USP/HCFMUSP - Hospital das Clínicas da FMUSP (SP) — Prova 2024
Homem de 82 anos, com diabetes melito não insulino-dependente de longa data, é trazido por familiares com relato de ferida no segundo pododátilo esquerdo há 3 semanas que não cicatriza. Ao exame físico há pequena saída de secreção, nota-se pulso pedioso palpável e simétrico e ausência de crepitações. O paciente nega dor, e a imagem a seguir mostra o estado atual da ferida: Relacionando a fisiopatologia da doença de base com os achados, a causa da instalação e manutenção desta ferida está corretamente descrita na alternativa:
Pé diabético com pulsos presentes + sem dor = Neuropatia (motora/sensitiva) → Deformidade e úlcera.
A neuropatia diabética motora causa atrofia da musculatura intrínseca do pé, levando a dedos em garra/martelo, que criam pontos de pressão e úlceras, mesmo com boa perfusão.
O pé diabético é uma das complicações mais debilitantes do Diabetes Melito, resultando de uma tríade clássica: neuropatia, deformidade e trauma. A fisiopatologia envolve a glicosilação de proteínas nervosas e o estresse oxidativo, levando à disfunção de fibras nervosas sensitivas, motoras e autonômicas. A neuropatia motora, especificamente, causa a atrofia dos músculos lumbricais e interósseos, resultando na hiperextensão das articulações metatarsofalângicas e flexão das interfalângicas (dedos em garra). Clinicamente, o reconhecimento de que a ferida ocorre em um pé bem perfundido (pulsos presentes) direciona o diagnóstico para a etiologia neuropática. O tratamento baseia-se no 'offloading' (retirada de pressão da área lesionada), cuidados locais com a ferida e controle rigoroso da glicemia. A educação do paciente sobre a inspeção diária dos pés é a estratégia mais eficaz para prevenir amputações, já que a perda da sensibilidade impede o reconhecimento precoce de lesões.
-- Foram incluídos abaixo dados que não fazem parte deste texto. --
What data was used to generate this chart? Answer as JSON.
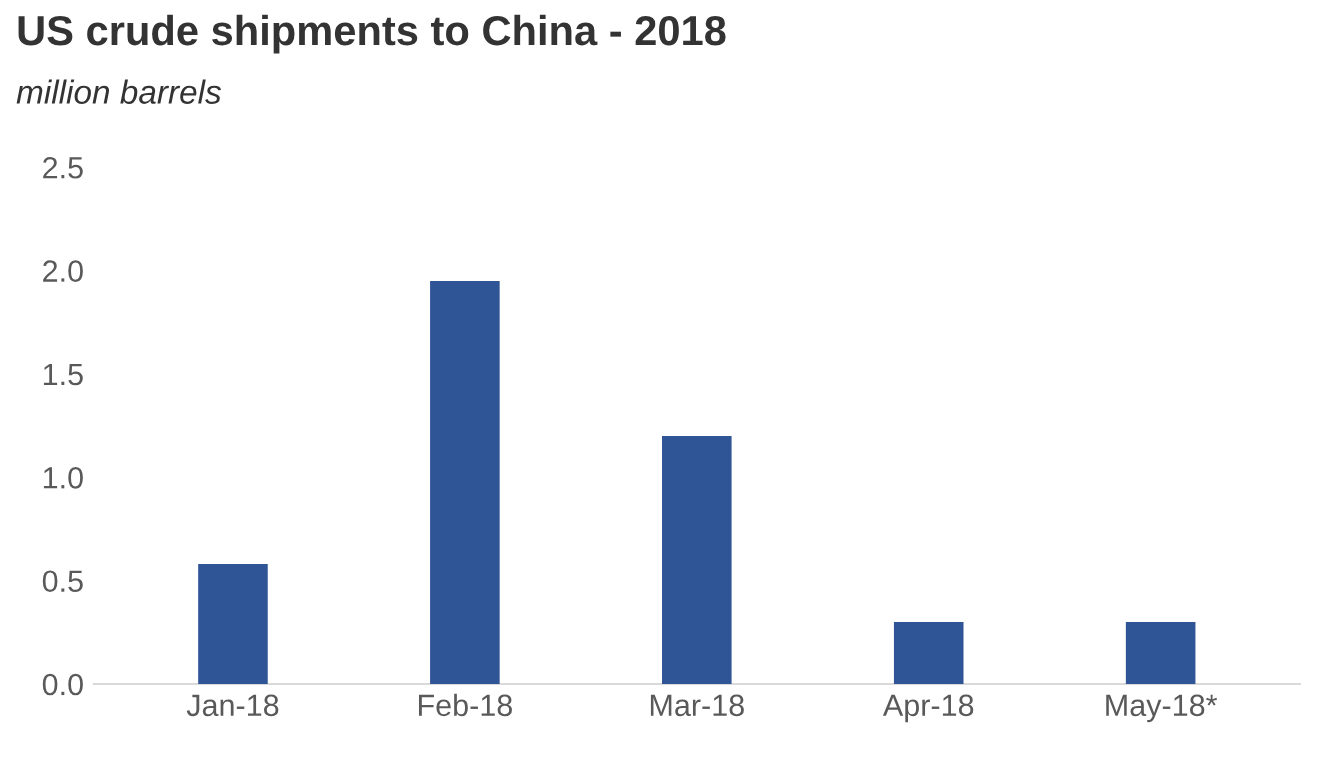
{
  "chart_data": {
    "type": "bar",
    "title": "US crude shipments to China - 2018",
    "subtitle": "million barrels",
    "categories": [
      "Jan-18",
      "Feb-18",
      "Mar-18",
      "Apr-18",
      "May-18*"
    ],
    "values": [
      0.58,
      1.95,
      1.2,
      0.3,
      0.3
    ],
    "color": "#2f5597",
    "ylim": [
      0,
      2.5
    ],
    "yticks": [
      {
        "value": 0,
        "label": "0.0"
      },
      0.5,
      {
        "value": 1,
        "label": "1.0"
      },
      1.5,
      {
        "value": 2,
        "label": "2.0"
      },
      2.5
    ]
  }
}
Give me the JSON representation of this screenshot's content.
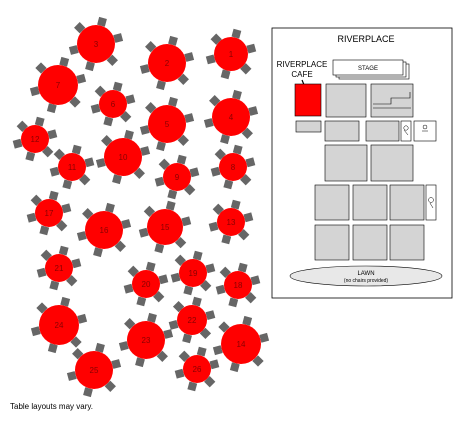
{
  "venue": {
    "title": "RIVERPLACE",
    "cafe_label_line1": "RIVERPLACE",
    "cafe_label_line2": "CAFE",
    "stage_label": "STAGE",
    "lawn_label": "LAWN",
    "lawn_note": "(no chairs provided)"
  },
  "note": "Table layouts may vary.",
  "colors": {
    "table_fill": "#ff0000",
    "chair_fill": "#666666",
    "block_fill": "#d4d4d4",
    "cafe_fill": "#ff0000"
  },
  "icons": [
    "wheelchair-accessible-icon",
    "restroom-icon"
  ],
  "tables": [
    {
      "label": "1"
    },
    {
      "label": "2"
    },
    {
      "label": "3"
    },
    {
      "label": "4"
    },
    {
      "label": "5"
    },
    {
      "label": "6"
    },
    {
      "label": "7"
    },
    {
      "label": "8"
    },
    {
      "label": "9"
    },
    {
      "label": "10"
    },
    {
      "label": "11"
    },
    {
      "label": "12"
    },
    {
      "label": "13"
    },
    {
      "label": "14"
    },
    {
      "label": "15"
    },
    {
      "label": "16"
    },
    {
      "label": "17"
    },
    {
      "label": "18"
    },
    {
      "label": "19"
    },
    {
      "label": "20"
    },
    {
      "label": "21"
    },
    {
      "label": "22"
    },
    {
      "label": "23"
    },
    {
      "label": "24"
    },
    {
      "label": "25"
    },
    {
      "label": "26"
    }
  ]
}
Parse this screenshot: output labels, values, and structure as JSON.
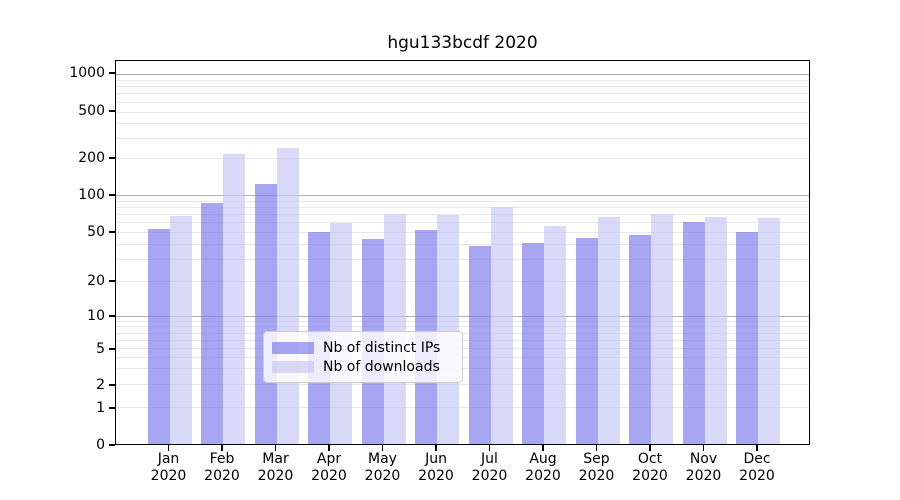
{
  "title": "hgu133bcdf 2020",
  "chart_data": {
    "type": "bar",
    "title": "hgu133bcdf 2020",
    "categories": [
      "Jan",
      "Feb",
      "Mar",
      "Apr",
      "May",
      "Jun",
      "Jul",
      "Aug",
      "Sep",
      "Oct",
      "Nov",
      "Dec"
    ],
    "category_year": "2020",
    "series": [
      {
        "name": "Nb of distinct IPs",
        "color": "#7676eb",
        "alpha": 0.65,
        "values": [
          52,
          85,
          120,
          49,
          43,
          51,
          38,
          40,
          44,
          46,
          59,
          49
        ]
      },
      {
        "name": "Nb of downloads",
        "color": "#c4c4f4",
        "alpha": 0.65,
        "values": [
          66,
          210,
          240,
          58,
          69,
          68,
          78,
          55,
          65,
          69,
          65,
          64
        ]
      }
    ],
    "yticks": [
      0,
      1,
      2,
      5,
      10,
      20,
      50,
      100,
      200,
      500,
      1000
    ],
    "ylim": [
      0,
      1000
    ],
    "yscale": "log-like",
    "xlabel": "",
    "ylabel": "",
    "grid": true,
    "major_grid_color": "#b3b3b3",
    "minor_grid_color": "#e8e8e8",
    "legend_position": "bottom-center"
  }
}
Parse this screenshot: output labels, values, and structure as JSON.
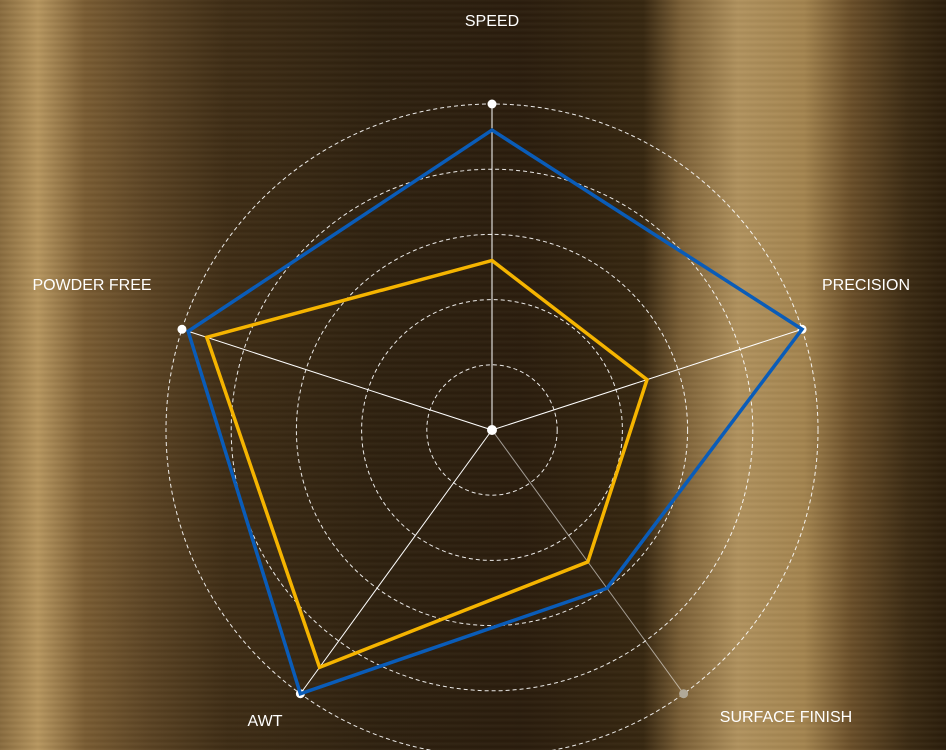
{
  "chart_data": {
    "type": "radar",
    "categories": [
      "SPEED",
      "PRECISION",
      "SURFACE FINISH",
      "AWT",
      "POWDER FREE"
    ],
    "series": [
      {
        "color": "#0a5cb8",
        "values": [
          92,
          100,
          60,
          100,
          98
        ]
      },
      {
        "color": "#f5b400",
        "values": [
          52,
          50,
          50,
          90,
          92
        ]
      }
    ],
    "rlim": [
      0,
      100
    ],
    "rticks": [
      20,
      40,
      60,
      80,
      100
    ],
    "grid": true
  }
}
A neuropatia motora no diabetes melito afeta os nervos que inervam os pequenos músculos intrínsecos do pé. Isso resulta em um desequilíbrio entre os músculos flexores e extensores, levando a deformidades características como dedos em garra ou em martelo. Essas alterações anatômicas mudam a biomecânica da marcha e criam pontos de pressão anormais sobre proeminências ósseas, que são áreas de alto risco para o desenvolvimento de calosidades e, posteriormente, úlceras neuropáticas, especialmente quando associadas à perda da sensibilidade protetora (neuropatia sensitiva).
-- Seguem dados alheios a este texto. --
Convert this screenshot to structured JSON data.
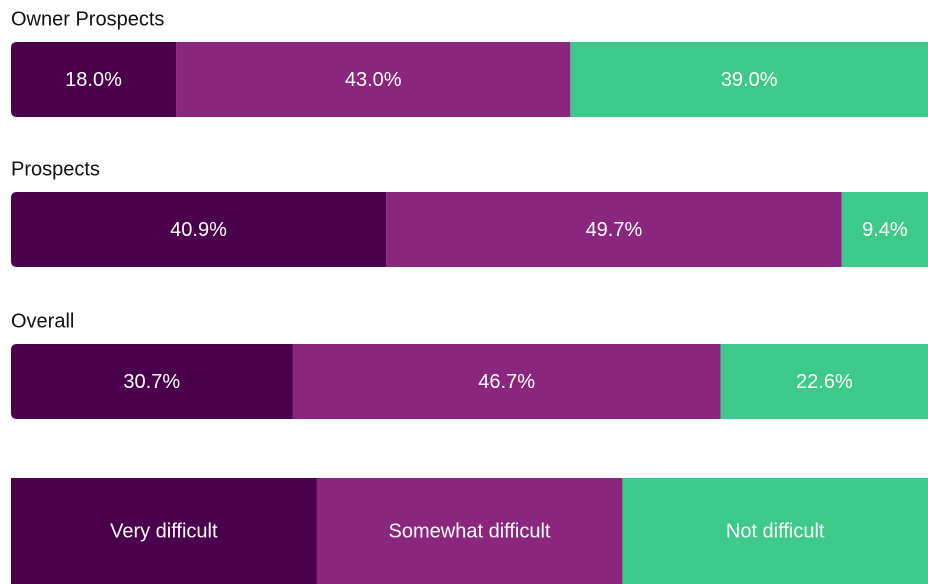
{
  "chart_data": {
    "type": "stacked-bar",
    "categories": [
      "Owner Prospects",
      "Prospects",
      "Overall"
    ],
    "series": [
      {
        "name": "Very difficult",
        "color": "#4b004e",
        "values": [
          18.0,
          40.9,
          30.7
        ],
        "value_labels": [
          "18.0%",
          "40.9%",
          "30.7%"
        ]
      },
      {
        "name": "Somewhat difficult",
        "color": "#8b267e",
        "values": [
          43.0,
          49.7,
          46.7
        ],
        "value_labels": [
          "43.0%",
          "49.7%",
          "46.7%"
        ]
      },
      {
        "name": "Not difficult",
        "color": "#3cc98a",
        "values": [
          39.0,
          9.4,
          22.6
        ],
        "value_labels": [
          "39.0%",
          "9.4%",
          "22.6%"
        ]
      }
    ]
  }
}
A ausência de dor é explicada pela neuropatia sensitiva distal e simétrica, uma complicação crônica comum do diabetes. As fibras nervosas responsáveis pela condução de estímulos dolorosos e térmicos sofrem degeneração devido à hiperglicemia crônica e estresse oxidativo. Como resultado, o paciente perde a 'sensibilidade protetora', o que permite que traumas repetitivos ou pressões excessivas ocorram sem que ele perceba, facilitando a progressão de uma lesão simples para uma úlcera profunda ou infectada sem o sinal de alerta da dor.
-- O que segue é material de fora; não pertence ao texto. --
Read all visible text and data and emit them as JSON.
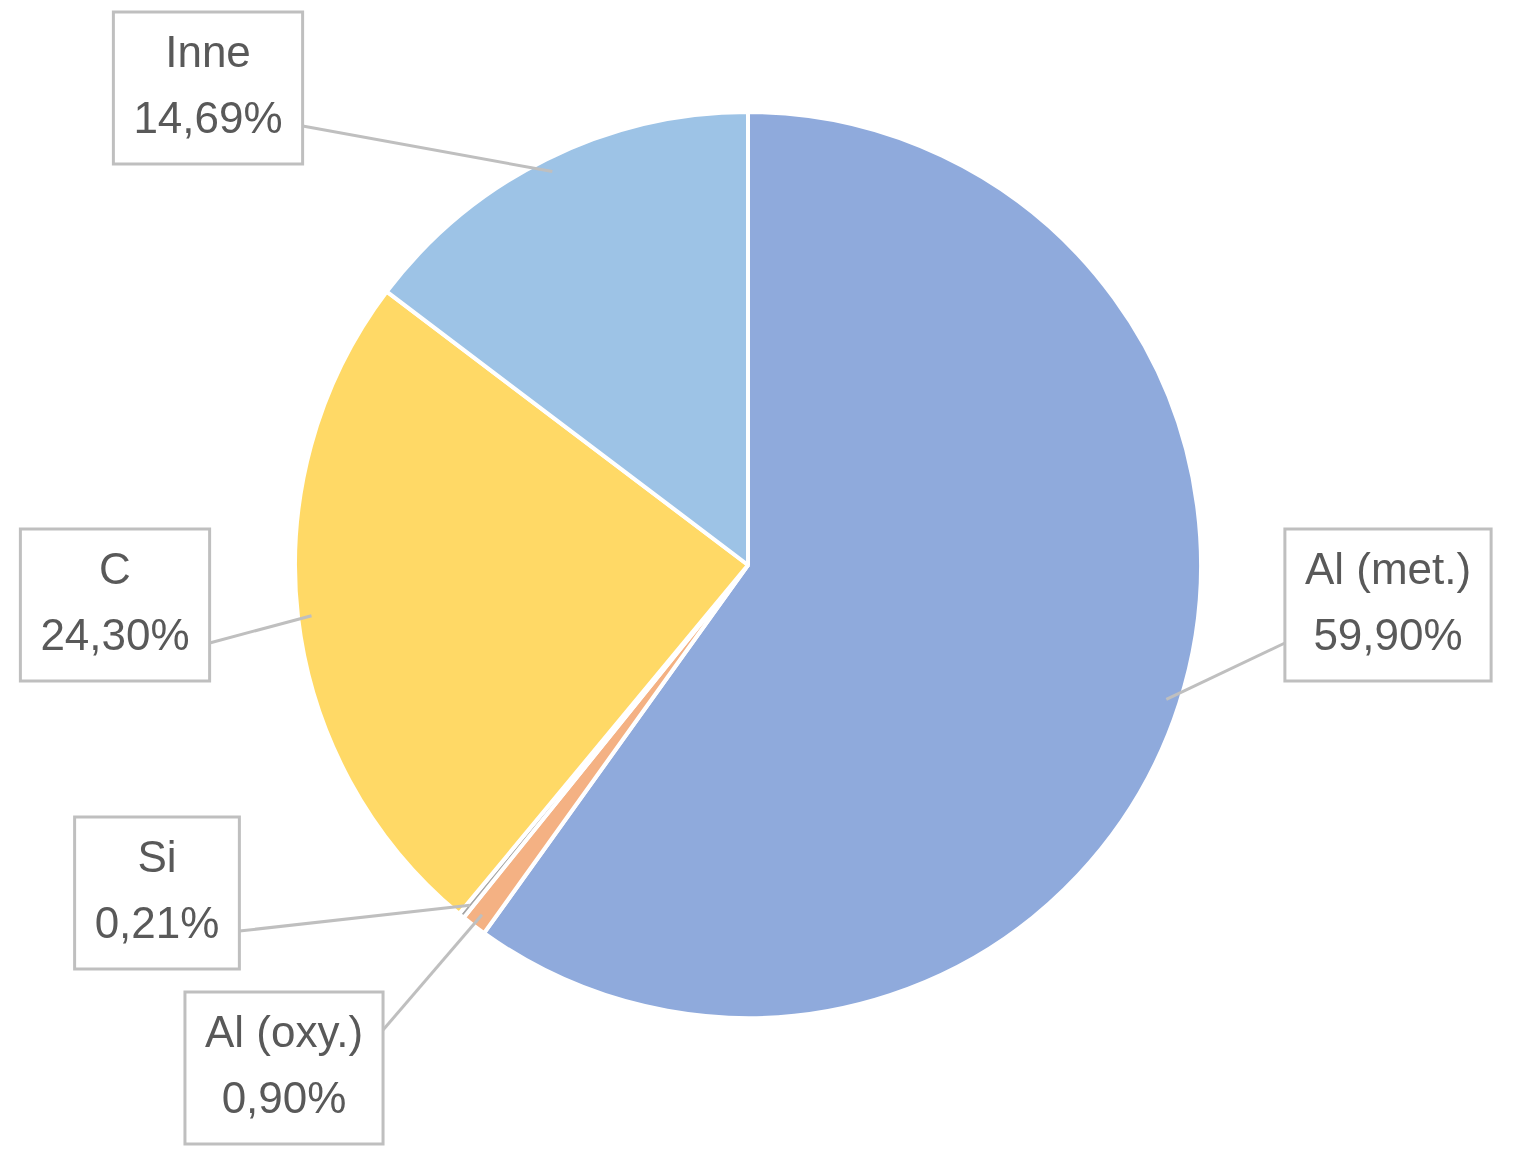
{
  "chart_data": {
    "type": "pie",
    "categories": [
      "Al (met.)",
      "Al (oxy.)",
      "Si",
      "C",
      "Inne"
    ],
    "values": [
      59.9,
      0.9,
      0.21,
      24.3,
      14.69
    ],
    "colors": [
      "#8faadc",
      "#f4b183",
      "#a5a5a5",
      "#ffd966",
      "#9dc3e6"
    ],
    "value_labels": [
      "59,90%",
      "0,90%",
      "0,21%",
      "24,30%",
      "14,69%"
    ],
    "legend": false
  }
}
A presença de pulsos pedioso e tibial posterior palpáveis e simétricos sugere que a macrocirculação arterial está preservada, o que afasta a Doença Arterial Periférica (DAP) significativa como a causa principal da ferida (isquemia). Nesses casos, a etiologia da úlcera é predominantemente neuropática. Diferenciar entre pé neuropático, isquêmico ou neuroisquêmico é fundamental para o plano terapêutico, pois úlceras puramente neuropáticas focam no desbridamento, controle de infecção e descarga de pressão (offloading), enquanto as isquêmicas podem exigir revascularização.